Payday loan collection scam
The basics of the new payday loan collection scam are simple. Someone calls from an official-sounding agency such as the Federal Legislative Department, various law firms or even the FBI. The caller will name your bank, account number, social security number, or even family member’s names. They will ask you to remit payment via cash, check, credit card or direct debit from the account they have on file. They will often ask for a signature on a document stating that you will “never dispute the debt,” among other things.
Risk of identity theft from the scam
The payday loan collection scam carries many potential risks. Not only could paying the scammers mean you lose money, but the amount of available information means you are at risk for identity theft. Some of the scammers even threaten physical injury. If you are contacted by these scammers, you should immediately take steps to protect your identity. Contact all three credit reporting agencies and put an alert on your account. Contact your bank and alert them. Finally, file a complaint with your local law enforcement and IC3.

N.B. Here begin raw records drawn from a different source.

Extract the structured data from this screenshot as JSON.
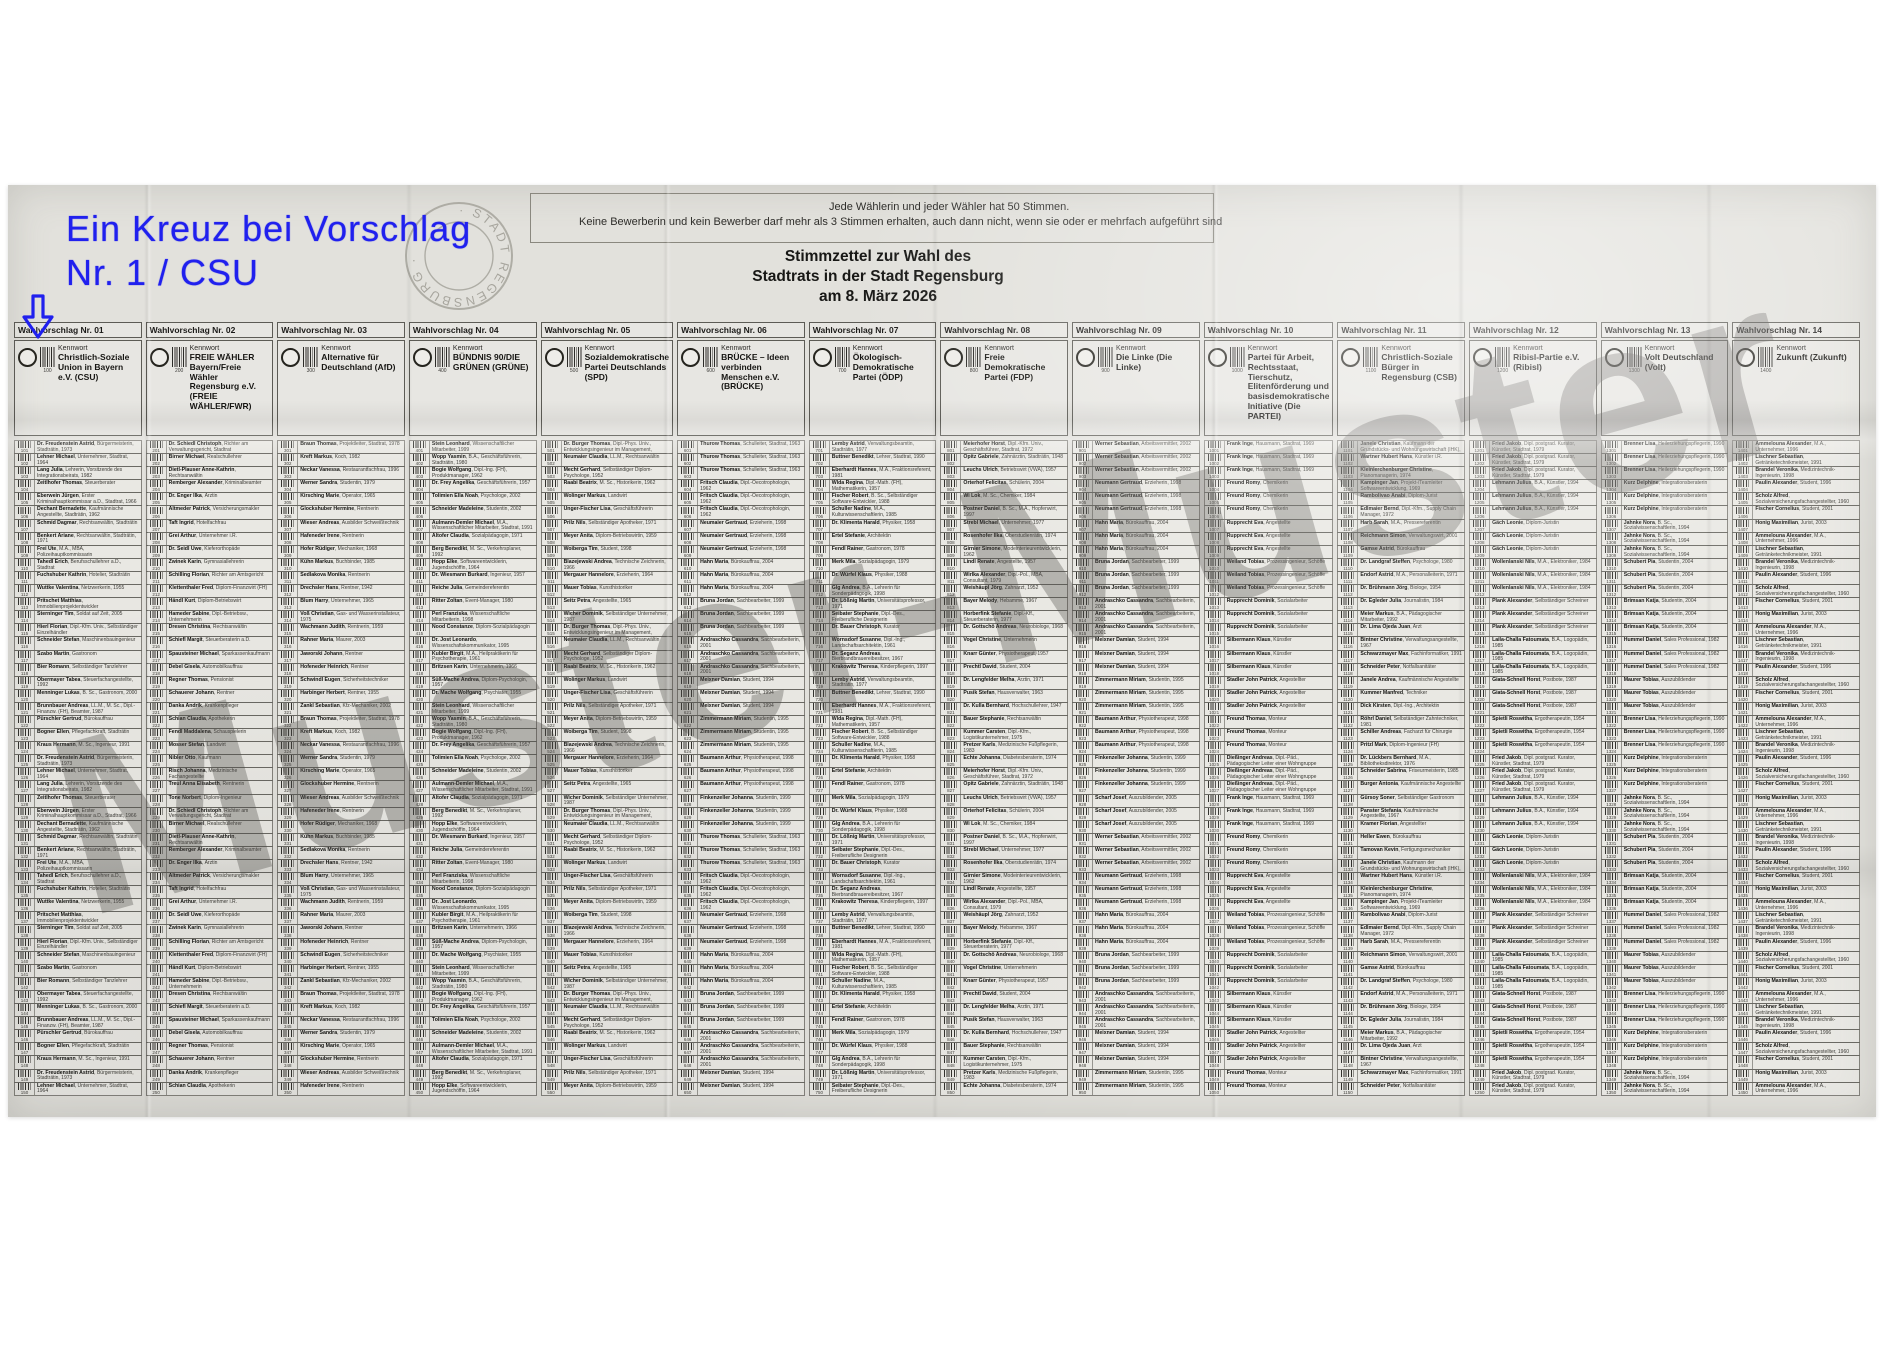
{
  "annotation": {
    "line1": "Ein Kreuz bei Vorschlag",
    "line2": "Nr. 1 / CSU",
    "color": "#2020ee"
  },
  "notice": {
    "line1": "Jede Wählerin und jeder Wähler hat 50 Stimmen.",
    "line2": "Keine Bewerberin und kein Bewerber darf mehr als 3 Stimmen erhalten, auch dann nicht, wenn sie oder er mehrfach aufgeführt sind"
  },
  "title": {
    "line1": "Stimmzettel zur Wahl des",
    "line2": "Stadtrats in der Stadt Regensburg",
    "line3": "am 8. März 2026"
  },
  "stamp": {
    "text": "· STADT REGENSBURG ·"
  },
  "watermark": "Muster-Muster",
  "labels": {
    "kennwort": "Kennwort"
  },
  "columns": [
    {
      "header": "Wahlvorschlag Nr. 01",
      "code": "100",
      "party": "Christlich-Soziale Union in Bayern e.V. (CSU)",
      "repeat": 1,
      "candidates": [
        "Dr. Freudenstein Astrid, Bürgermeisterin, Stadträtin, 1973",
        "Lehner Michael, Unternehmer, Stadtrat, 1964",
        "Lang Julia, Lehrerin, Vorsitzende des Integrationsbeirats, 1982",
        "Zeitlhofer Thomas, Steuerberater",
        "Eberwein Jürgen, Erster Kriminalhauptkommissar a.D., Stadtrat, 1966",
        "Dechant Bernadette, Kaufmännische Angestellte, Stadträtin, 1962",
        "Schmid Dagmar, Rechtsanwältin, Stadträtin",
        "Benkert Ariane, Rechtsanwältin, Stadträtin, 1971",
        "Frei Ute, M.A., MBA, Polizeihauptkommissarin",
        "Tahedl Erich, Berufsschullehrer a.D., Stadtrat",
        "Fuchshuber Kathrin, Hotelier, Stadträtin",
        "Wuttke Valentina, Netzwerkerin, 1955",
        "Pritschet Matthias, Immobilienprojektentwickler",
        "Sterninger Tim, Soldat auf Zeit, 2005",
        "Hierl Florian, Dipl.-Kfm. Univ., Selbständiger Einzelhändler",
        "Schneider Stefan, Maschinenbauingenieur",
        "Szabo Martin, Gastronom",
        "Bier Romann, Selbständiger Tanzlehrer",
        "Obermayer Tabea, Steuerfachangestellte, 1992",
        "Menninger Lukas, B. Sc., Gastronom, 2000",
        "Brunnbauer Andreas, LL.M., M. Sc., Dipl.-Finanzw. (FH), Beamter, 1987",
        "Pürschler Gertrud, Bürokauffrau",
        "Bogner Ellen, Pflegefachkraft, Stadträtin",
        "Kraus Hermann, M. Sc., Ingenieur, 1991"
      ]
    },
    {
      "header": "Wahlvorschlag Nr. 02",
      "code": "200",
      "party": "FREIE WÄHLER Bayern/Freie Wähler Regensburg e.V. (FREIE WÄHLER/FWR)",
      "repeat": 1,
      "candidates": [
        "Dr. Schiedl Christoph, Richter am Verwaltungsgericht, Stadtrat",
        "Birner Michael, Realschullehrer",
        "Dietl-Plauser Anne-Kathrin, Rechtsanwältin",
        "Remberger Alexander, Kriminalbeamter",
        "Dr. Enger Ilka, Ärztin",
        "Altmeder Patrick, Versicherungsmakler",
        "Taft Ingrid, Hotelfachfrau",
        "Grei Arthur, Unternehmer i.R.",
        "Dr. Seidl Uwe, Kieferorthopäde",
        "Zwinek Karin, Gymnasiallehrerin",
        "Schilling Florian, Richter am Amtsgericht",
        "Klettenthaler Fred, Diplom-Finanzwirt (FH)",
        "Händl Kurt, Diplom-Betriebswirt",
        "Hameder Sabine, Dipl.-Betriebsw., Unternehmerin",
        "Dresen Christina, Rechtsanwältin",
        "Schiefl Margit, Steuerberaterin a.D.",
        "Spausteiner Michael, Sparkassenkaufmann",
        "Debel Gisela, Automobilkauffrau",
        "Regner Thomas, Pensionist",
        "Schauerer Johann, Rentner",
        "Danka Andrik, Krankenpfleger",
        "Schian Claudia, Apothekerin",
        "Fendl Maddalena, Schauspielerin",
        "Mosser Stefan, Landwirt",
        "Nibler Otto, Kaufmann",
        "Risch Johanna, Medizinische Fachangestellte",
        "Treul Anna Elisabeth, Rentnerin",
        "Tone Norbert, Diplom-Ingenieur"
      ]
    },
    {
      "header": "Wahlvorschlag Nr. 03",
      "code": "300",
      "party": "Alternative für Deutschland (AfD)",
      "repeat": 1,
      "candidates": [
        "Braun Thomas, Projektleiter, Stadtrat, 1978",
        "Kreft Markus, Koch, 1982",
        "Neckar Vanessa, Restaurantfachfrau, 1996",
        "Werner Sandra, Studentin, 1979",
        "Kirsching Marie, Operator, 1965",
        "Glockshuber Hermine, Rentnerin",
        "Wieser Andreas, Ausbilder Schweißtechnik",
        "Hafeneder Irene, Rentnerin",
        "Hofer Rüdiger, Mechaniker, 1968",
        "Kühn Markus, Buchbinder, 1985",
        "Sedlakova Monika, Rentnerin",
        "Drechsler Hans, Rentner, 1942",
        "Blum Harry, Unternehmer, 1965",
        "Voß Christian, Gas- und Wasserinstallateur, 1975",
        "Wachmann Judith, Rentnerin, 1959",
        "Rahner Maria, Maurer, 2003",
        "Jaworski Johann, Rentner",
        "Hofeneder Heinrich, Rentner",
        "Schwindl Eugen, Sicherheitstechniker",
        "Harbinger Herbert, Rentner, 1955",
        "Zankl Sebastian, Kfz-Mechaniker, 2002"
      ]
    },
    {
      "header": "Wahlvorschlag Nr. 04",
      "code": "400",
      "party": "BÜNDNIS 90/DIE GRÜNEN (GRÜNE)",
      "repeat": 1,
      "candidates": [
        "Stein Leonhard, Wissenschaftlicher Mitarbeiter, 1999",
        "Wopp Yasmin, B.A., Geschäftsführerin, Stadträtin, 1980",
        "Bogie Wolfgang, Dipl.-Ing. (FH), Produktmanager, 1962",
        "Dr. Frey Angelika, Geschäftsführerin, 1957",
        "Tolimien Ella Noah, Psychologe, 2002",
        "Schneider Madeleine, Studentin, 2002",
        "Aulmann-Demler Michael, M.A., Wissenschaftlicher Mitarbeiter, Stadtrat, 1991",
        "Altofer Claudia, Sozialpädagogin, 1971",
        "Berg Benedikt, M. Sc., Verkehrsplaner, 1992",
        "Hopp Elke, Softwareentwicklerin, Jugendschöffin, 1964",
        "Dr. Wiesmann Burkard, Ingenieur, 1957",
        "Reiche Julia, Gemeindereferentin",
        "Ritter Zoltan, Event-Manager, 1980",
        "Perl Franziska, Wissenschaftliche Mitarbeiterin, 1998",
        "Nood Constanze, Diplom-Sozialpädagogin",
        "Dr. Jost Leonardo, Wissenschaftskommunikator, 1995",
        "Kubler Birgit, M.A., Heilpraktikerin für Psychotherapie, 1961",
        "Britzsen Karin, Unternehmerin, 1966",
        "Süß-Mache Andrea, Diplom-Psychologin, 1957",
        "Dr. Mache Wolfgang, Psychiater, 1955"
      ]
    },
    {
      "header": "Wahlvorschlag Nr. 05",
      "code": "500",
      "party": "Sozialdemokratische Partei Deutschlands (SPD)",
      "repeat": 1,
      "candidates": [
        "Dr. Burger Thomas, Dipl.-Phys. Univ., Entwicklungsingenieur im Management, Stadtrat, 1973",
        "Neumaier Claudia, LL.M., Rechtsanwältin",
        "Mecht Gerhard, Selbständiger Diplom-Psychologe, 1952",
        "Raabi Beatrix, M. Sc., Historikerin, 1962",
        "Wolinger Markus, Landwirt",
        "Unger-Fischer Lisa, Geschäftsführerin",
        "Prilz Nils, Selbständiger Apotheker, 1971",
        "Meyer Anita, Diplom-Betriebswirtin, 1959",
        "Woiberga Tim, Student, 1998",
        "Blazejewski Andrea, Technische Zeichnerin, 1966",
        "Mergauer Hannelore, Erzieherin, 1964",
        "Mauer Tobias, Kunsthistoriker",
        "Seitz Petra, Angestellte, 1965",
        "Wicher Dominik, Selbständiger Unternehmer, 1987"
      ]
    },
    {
      "header": "Wahlvorschlag Nr. 06",
      "code": "600",
      "party": "BRÜCKE – Ideen verbinden Menschen e.V. (BRÜCKE)",
      "repeat": 3,
      "candidates": [
        "Thurow Thomas, Schulleiter, Stadtrat, 1963",
        "Fritsch Claudia, Dipl.-Oecotrophologin, 1962",
        "Neumaier Gertraud, Erzieherin, 1998",
        "Hahn Maria, Bürokauffrau, 2004",
        "Bruna Jordan, Sachbearbeiter, 1999",
        "Andraschko Cassandra, Sachbearbeiterin, 2001",
        "Meixner Damian, Student, 1994",
        "Zimmermann Miriam, Studentin, 1995",
        "Baumann Arthur, Physiotherapeut, 1998",
        "Finkenzeller Johanna, Studentin, 1999"
      ]
    },
    {
      "header": "Wahlvorschlag Nr. 07",
      "code": "700",
      "party": "Ökologisch-Demokratische Partei (ÖDP)",
      "repeat": 1,
      "candidates": [
        "Lemby Astrid, Verwaltungsbeamtin, Stadträtin, 1977",
        "Buttner Benedikt, Lehrer, Stadtrat, 1990",
        "Eberhardt Hannes, M.A., Fraktionsreferent, 1981",
        "Wlda Regina, Dipl.-Math. (FH), Mathematikerin, 1957",
        "Fischer Robert, B. Sc., Selbständiger Software-Entwickler, 1988",
        "Schuller Nadine, M.A., Kulturwissenschaftlerin, 1985",
        "Dr. Klimenta Harald, Physiker, 1958",
        "Ertel Stefanie, Architektin",
        "Fendl Rainer, Gastronom, 1978",
        "Merk Mila, Sozialpädagogin, 1979",
        "Dr. Würfel Klaus, Physiker, 1988",
        "Glg Andrea, B.A., Lehrerin für Sonderpädagogik, 1998",
        "Dr. Lößnig Martin, Universitätsprofessor, 1971",
        "Seibater Stephanie, Dipl.-Des., Freiberufliche Designerin",
        "Dr. Bauer Christoph, Kurator",
        "Wornsdorf Susanne, Dipl.-Ing., Landschaftsarchitektin, 1961",
        "Dr. Seganz Andreas, Bierbrandbrauereibesitzer, 1967",
        "Krakowitz Theresa, Kinderpflegerin, 1997"
      ]
    },
    {
      "header": "Wahlvorschlag Nr. 08",
      "code": "800",
      "party": "Freie Demokratische Partei (FDP)",
      "repeat": 1,
      "candidates": [
        "Meierhofer Horst, Dipl.-Kfm. Univ., Geschäftsführer, Stadtrat, 1972",
        "Opitz Gabriele, Zahnärztin, Stadträtin, 1948",
        "Leuchs Ulrich, Betriebswirt (VWA), 1957",
        "Orterhof Felicitas, Schülerin, 2004",
        "Wi Lok, M. Sc., Chemiker, 1984",
        "Postner Daniel, B. Sc., M.A., Hopfenwirt, 1997",
        "Strebl Michael, Unternehmer, 1977",
        "Rosenhofer Ilka, Oberstudienrätin, 1974",
        "Girnier Simone, Modeinterieurentwicklerin, 1962",
        "Lindl Renate, Angestellte, 1957",
        "Wirlka Alexander, Dipl.-Pol., MBA, Consultant, 1979",
        "Weishäupl Jörg, Zahnarzt, 1952",
        "Bayer Melody, Hebamme, 1967",
        "Horberfink Stefanie, Dipl.-Kff., Steuerberaterin, 1977",
        "Dr. Gottschö Andreas, Neurobiologe, 1968",
        "Vogel Christine, Unternehmerin",
        "Knarr Günter, Physiotherapeut, 1957",
        "Prechtl David, Student, 2004",
        "Dr. Lengfelder Melha, Ärztin, 1971",
        "Pusik Stefan, Hausverwalter, 1963",
        "Dr. Kulla Bernhard, Hochschullehrer, 1947",
        "Bauer Stephanie, Rechtsanwältin",
        "Kummer Carsten, Dipl.-Kfm., Logistikunternehmer, 1975",
        "Pretzer Karls, Medizinische Fußpflegerin, 1983",
        "Echte Johanna, Diabetesberaterin, 1974"
      ]
    },
    {
      "header": "Wahlvorschlag Nr. 09",
      "code": "900",
      "party": "Die Linke (Die Linke)",
      "repeat": 3,
      "candidates": [
        "Werner Sebastian, Arbeitsvermittler, 2002",
        "Neumann Gertraud, Erzieherin, 1998",
        "Hahn Maria, Bürokauffrau, 2004",
        "Bruna Jordan, Sachbearbeiter, 1999",
        "Andraschko Cassandra, Sachbearbeiterin, 2001",
        "Meixner Damian, Student, 1994",
        "Zimmermann Miriam, Studentin, 1995",
        "Baumann Arthur, Physiotherapeut, 1998",
        "Finkenzeller Johanna, Studentin, 1999",
        "Scharf Josef, Auszubildender, 2005"
      ]
    },
    {
      "header": "Wahlvorschlag Nr. 10",
      "code": "1000",
      "party": "Partei für Arbeit, Rechtsstaat, Tierschutz, Elitenförderung und basisdemokratische Initiative (Die PARTEI)",
      "repeat": 3,
      "candidates": [
        "Frank Inge, Hausmann, Stadtrat, 1969",
        "Freund Romy, Chemikerin",
        "Rupprecht Eva, Angestellte",
        "Weiland Tobias, Prozessingenieur, Schöffe",
        "Rupprecht Dominik, Sozialarbeiter",
        "Silbermann Klaus, Künstler",
        "Stadler John Patrick, Angestellter",
        "Freund Thomas, Monteur",
        "Dießinger Andreas, Dipl.-Päd., Pädagogischer Leiter einer Wohngruppe"
      ]
    },
    {
      "header": "Wahlvorschlag Nr. 11",
      "code": "1100",
      "party": "Christlich-Soziale Bürger in Regensburg (CSB)",
      "repeat": 1,
      "candidates": [
        "Janele Christian, Kaufmann der Grundstücks- und Wohnungswirtschaft (IHK), Stadtrat",
        "Wartner Hubert Hans, Künstler i.R.",
        "Kleinlerchenburger Christine, Pianomanagerin, 1974",
        "Kampinger Jan, Projekt-/Teamleiter Softwareentwicklung, 1969",
        "Rambolivao Anabi, Diplom-Jurist",
        "Edlmaier Bernd, Dipl.-Kfm., Supply Chain Manager, 1972",
        "Harb Sarah, M.A., Pressereferentin",
        "Reichmann Simon, Verwaltungswirt, 2001",
        "Gamse Astrid, Bürokauffrau",
        "Dr. Landgraf Steffen, Psychologe, 1980",
        "Endorf Astrid, M.A., Personalleiterin, 1971",
        "Dr. Brühmann Jörg, Biologe, 1954",
        "Dr. Egleder Julia, Journalistin, 1984",
        "Meier Markus, B.A., Pädagogischer Mitarbeiter, 1992",
        "Dr. Lima Ojeda Juan, Arzt",
        "Bintner Christine, Verwaltungsangestellte, 1967",
        "Schwarzmayer Max, Fachinformatiker, 1991",
        "Schneider Peter, Notfallsanitäter",
        "Janele Andrea, Kaufmännische Angestellte",
        "Kummer Manfred, Techniker",
        "Dick Kirsten, Dipl.-Ing., Architektin",
        "Röhrl Daniel, Selbständiger Zahntechniker, 1981",
        "Schiller Andreas, Facharzt für Chirurgie",
        "Pritzl Mark, Diplom-Ingenieur (FH)",
        "Dr. Lückbers Bernhard, M.A., Bibliotheksdirektor, 1976",
        "Schneider Sabrina, Friseurmeisterin, 1985",
        "Burger Antonia, Kaufmännische Angestellte",
        "Gürsoy Soner, Selbständiger Gastronom",
        "Panster Stefania, Kaufmännische Angestellte, 1967",
        "Kramer Florian, Angestellter",
        "Heller Ewen, Bürokauffrau",
        "Tamovan Kevin, Fertigungsmechaniker"
      ]
    },
    {
      "header": "Wahlvorschlag Nr. 12",
      "code": "1200",
      "party": "Ribisl-Partie e.V. (Ribisl)",
      "repeat": 3,
      "candidates": [
        "Fried Jakob, Dipl. postgrad. Kurator, Künstler, Stadtrat, 1979",
        "Lehmann Julius, B.A., Künstler, 1994",
        "Gäch Leonie, Diplom-Juristin",
        "Wollenlanski Nils, M.A., Elektroniker, 1984",
        "Plank Alexander, Selbständiger Schreiner",
        "Laila-Challa Fatoumata, B.A., Logopädin, 1985",
        "Giata-Schnell Horst, Postbote, 1987",
        "Spietli Roswitha, Ergotherapeutin, 1954"
      ]
    },
    {
      "header": "Wahlvorschlag Nr. 13",
      "code": "1300",
      "party": "Volt Deutschland (Volt)",
      "repeat": 3,
      "candidates": [
        "Brenner Lisa, Heilerziehungspflegerin, 1990",
        "Kurz Delphine, Integrationsberaterin",
        "Jahnke Nora, B. Sc., Sozialwissenschaftlerin, 1994",
        "Schubert Pia, Studentin, 2004",
        "Brimsan Katja, Studentin, 2004",
        "Hummel Daniel, Sales Professional, 1982",
        "Maurer Tobias, Auszubildender"
      ]
    },
    {
      "header": "Wahlvorschlag Nr. 14",
      "code": "1400",
      "party": "Zukunft (Zukunft)",
      "repeat": 1,
      "candidates": [
        "Ammelouna Alexander, M.A., Unternehmer, 1996",
        "Lischner Sebastian, Getränketechnikmeister, 1991",
        "Brandel Veronika, Medizintechnik-Ingenieurin, 1998",
        "Paulin Alexander, Student, 1996",
        "Scholz Alfred, Sozialversicherungsfachangestellter, 1960",
        "Fischer Cornelius, Student, 2001",
        "Honig Maximilian, Jurist, 2003"
      ]
    }
  ]
}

Collection practices of legitimate payday lenders
Payday lending is a risky business. By offering credit products to consumers who have little or no credit history, short term credit locations take a big risk. About 20 percent of payday loans end up in default, and payday lenders have little recourse. A legitimate payday loan store, such as those that operate in Reno, Nevada, may contact you if you default on a payday loan debt. However, it will comply with all local and national laws concerning debt collection. Never be afraid to ask for verification or follow-up with anyone claiming to hold one of your debts.